Idaho casts four votes for McCain-Palin


In 1964, Gov. C. L. “Butch” Otter voted for Barry Goldwater for president, his first time voting and a choice he recalls with pride.

“First time I ever got to vote,” Otter told a crowd of students before presiding over the state canvass of presidential electors at noon today. “That was one of the best votes I ever made.”

Goldwater lost big to Lyndon B. Johnson winning only 38.5 percent of the popular vote and only 52 electoral votes.

Fast forward 44 years and Idaho’s four Republican electors—Darlene Bramon, Ben Doty, John Erickson and Melinda Smyser—cast their votes today for John McCain and Sarah Palin, who did better than Goldwater-Miller with 45.7 percent of the popular vote and 173 electoral votes.
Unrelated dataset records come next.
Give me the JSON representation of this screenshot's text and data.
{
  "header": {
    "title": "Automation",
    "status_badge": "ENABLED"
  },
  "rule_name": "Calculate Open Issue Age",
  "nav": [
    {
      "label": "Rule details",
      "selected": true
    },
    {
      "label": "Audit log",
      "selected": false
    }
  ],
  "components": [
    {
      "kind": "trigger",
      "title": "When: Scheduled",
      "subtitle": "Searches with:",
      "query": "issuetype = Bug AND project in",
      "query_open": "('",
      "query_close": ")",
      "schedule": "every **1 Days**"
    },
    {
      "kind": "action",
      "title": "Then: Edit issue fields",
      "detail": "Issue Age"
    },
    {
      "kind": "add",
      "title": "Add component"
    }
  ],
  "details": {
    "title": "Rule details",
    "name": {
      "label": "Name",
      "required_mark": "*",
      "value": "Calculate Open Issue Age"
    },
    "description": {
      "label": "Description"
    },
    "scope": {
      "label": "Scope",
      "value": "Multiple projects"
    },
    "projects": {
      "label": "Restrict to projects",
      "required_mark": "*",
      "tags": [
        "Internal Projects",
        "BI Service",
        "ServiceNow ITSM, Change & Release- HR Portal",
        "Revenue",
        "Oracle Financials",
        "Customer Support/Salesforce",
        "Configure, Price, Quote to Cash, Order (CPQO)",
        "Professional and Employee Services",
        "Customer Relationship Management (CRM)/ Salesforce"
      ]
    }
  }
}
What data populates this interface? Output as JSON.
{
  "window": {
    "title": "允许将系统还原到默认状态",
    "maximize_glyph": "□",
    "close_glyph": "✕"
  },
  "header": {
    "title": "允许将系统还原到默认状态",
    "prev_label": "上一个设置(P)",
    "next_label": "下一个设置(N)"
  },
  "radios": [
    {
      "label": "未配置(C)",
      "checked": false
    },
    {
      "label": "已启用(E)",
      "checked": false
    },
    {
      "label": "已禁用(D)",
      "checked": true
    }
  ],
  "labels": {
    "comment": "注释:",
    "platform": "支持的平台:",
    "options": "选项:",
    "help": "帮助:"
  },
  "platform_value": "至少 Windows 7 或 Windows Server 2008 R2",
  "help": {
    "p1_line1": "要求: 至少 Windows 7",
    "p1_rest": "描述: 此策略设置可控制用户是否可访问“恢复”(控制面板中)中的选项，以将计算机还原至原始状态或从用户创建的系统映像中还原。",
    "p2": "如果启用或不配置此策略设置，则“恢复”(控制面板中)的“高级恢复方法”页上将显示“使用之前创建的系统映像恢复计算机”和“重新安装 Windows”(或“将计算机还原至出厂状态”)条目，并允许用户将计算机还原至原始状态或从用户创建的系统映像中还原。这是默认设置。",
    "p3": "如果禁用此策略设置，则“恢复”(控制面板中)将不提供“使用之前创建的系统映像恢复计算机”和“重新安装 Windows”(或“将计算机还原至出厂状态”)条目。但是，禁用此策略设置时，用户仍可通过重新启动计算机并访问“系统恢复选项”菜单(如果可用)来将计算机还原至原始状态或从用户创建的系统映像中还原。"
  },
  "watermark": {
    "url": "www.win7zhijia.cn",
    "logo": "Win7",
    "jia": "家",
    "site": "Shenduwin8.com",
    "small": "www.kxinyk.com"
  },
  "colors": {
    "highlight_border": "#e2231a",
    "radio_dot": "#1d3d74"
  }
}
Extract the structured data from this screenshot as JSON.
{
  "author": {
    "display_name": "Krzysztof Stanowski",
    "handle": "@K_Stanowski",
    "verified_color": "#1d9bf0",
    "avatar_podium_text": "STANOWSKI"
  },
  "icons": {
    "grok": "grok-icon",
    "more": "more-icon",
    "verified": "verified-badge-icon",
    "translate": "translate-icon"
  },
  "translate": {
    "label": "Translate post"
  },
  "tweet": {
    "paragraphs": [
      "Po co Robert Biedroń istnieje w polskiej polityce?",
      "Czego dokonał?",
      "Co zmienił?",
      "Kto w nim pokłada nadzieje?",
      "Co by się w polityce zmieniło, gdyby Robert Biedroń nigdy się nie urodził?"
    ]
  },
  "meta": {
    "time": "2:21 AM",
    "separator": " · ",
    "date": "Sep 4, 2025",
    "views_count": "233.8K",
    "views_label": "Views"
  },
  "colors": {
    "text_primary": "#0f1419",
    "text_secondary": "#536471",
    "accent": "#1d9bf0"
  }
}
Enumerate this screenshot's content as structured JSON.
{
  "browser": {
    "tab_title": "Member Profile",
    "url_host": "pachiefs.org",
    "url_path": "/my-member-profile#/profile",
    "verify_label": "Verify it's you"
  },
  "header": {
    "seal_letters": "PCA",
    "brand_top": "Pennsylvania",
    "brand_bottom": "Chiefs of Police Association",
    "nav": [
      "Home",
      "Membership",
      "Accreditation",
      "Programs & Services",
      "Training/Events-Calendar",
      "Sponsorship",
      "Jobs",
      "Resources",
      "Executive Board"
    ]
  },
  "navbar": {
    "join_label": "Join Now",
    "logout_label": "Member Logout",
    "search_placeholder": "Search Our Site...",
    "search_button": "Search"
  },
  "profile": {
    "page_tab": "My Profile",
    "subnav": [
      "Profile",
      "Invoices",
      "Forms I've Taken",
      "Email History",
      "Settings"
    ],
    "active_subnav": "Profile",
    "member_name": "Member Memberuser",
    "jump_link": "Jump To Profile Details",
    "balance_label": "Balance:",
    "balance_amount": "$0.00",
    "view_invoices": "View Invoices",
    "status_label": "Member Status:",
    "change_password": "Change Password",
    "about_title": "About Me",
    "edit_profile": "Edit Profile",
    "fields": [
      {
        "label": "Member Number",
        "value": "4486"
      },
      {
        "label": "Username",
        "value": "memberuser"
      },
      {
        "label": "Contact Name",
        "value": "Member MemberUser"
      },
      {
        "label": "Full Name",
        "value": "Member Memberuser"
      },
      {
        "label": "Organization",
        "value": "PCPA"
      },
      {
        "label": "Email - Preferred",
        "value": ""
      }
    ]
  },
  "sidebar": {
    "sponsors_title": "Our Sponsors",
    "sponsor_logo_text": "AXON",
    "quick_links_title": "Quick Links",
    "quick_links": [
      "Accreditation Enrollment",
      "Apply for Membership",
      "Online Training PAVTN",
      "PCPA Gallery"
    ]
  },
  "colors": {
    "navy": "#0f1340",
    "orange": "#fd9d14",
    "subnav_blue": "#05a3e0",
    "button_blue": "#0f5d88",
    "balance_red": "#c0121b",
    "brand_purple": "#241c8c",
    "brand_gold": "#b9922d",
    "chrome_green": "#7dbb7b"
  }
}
But still not good enough.

Otter lectured the assembled students, classes from Centennial High School and from Boise’s STEP program, a high school continuation course for older students with disabilities, on the sensibility of the Electoral College: “There was never a shot fired, there was never a death caused by a peaceful transition of government,” he said.

Six copies of Idaho’s Electoral College certificates were signed and will be sent to Vice President Dick Cheney, the U.S. archives, the Idaho Secretary of State’s Office and to Idaho’s U.S. District Court Chief Judge B. Lynn Winmill. Congress will officially count the electoral votes prior to Barack Obama’s inauguration next month.

Outside the Borah Building, while the votes were being cast, a small crowd gathered to celebrate Idaho’s Constitution Day and read a proclamation that Otter had signed. In the audience, a Ron Paulite on a BMX bike, Pro-Life, a former U.S. Senate candidate who offered to bring more strawberries by the BW office next spring and two guys in wigs, dressed up like Ben Franklin and Patrick Henry held forth on the infallibility of the U.S. Constitution.

As for Otter’s 1964 vote for Goldwater, a candidate who would have fit in well at the Constitution Day event on the Post Office steps, even without a wig: that was the last year that Idaho’s presidential vote went to a Democrat.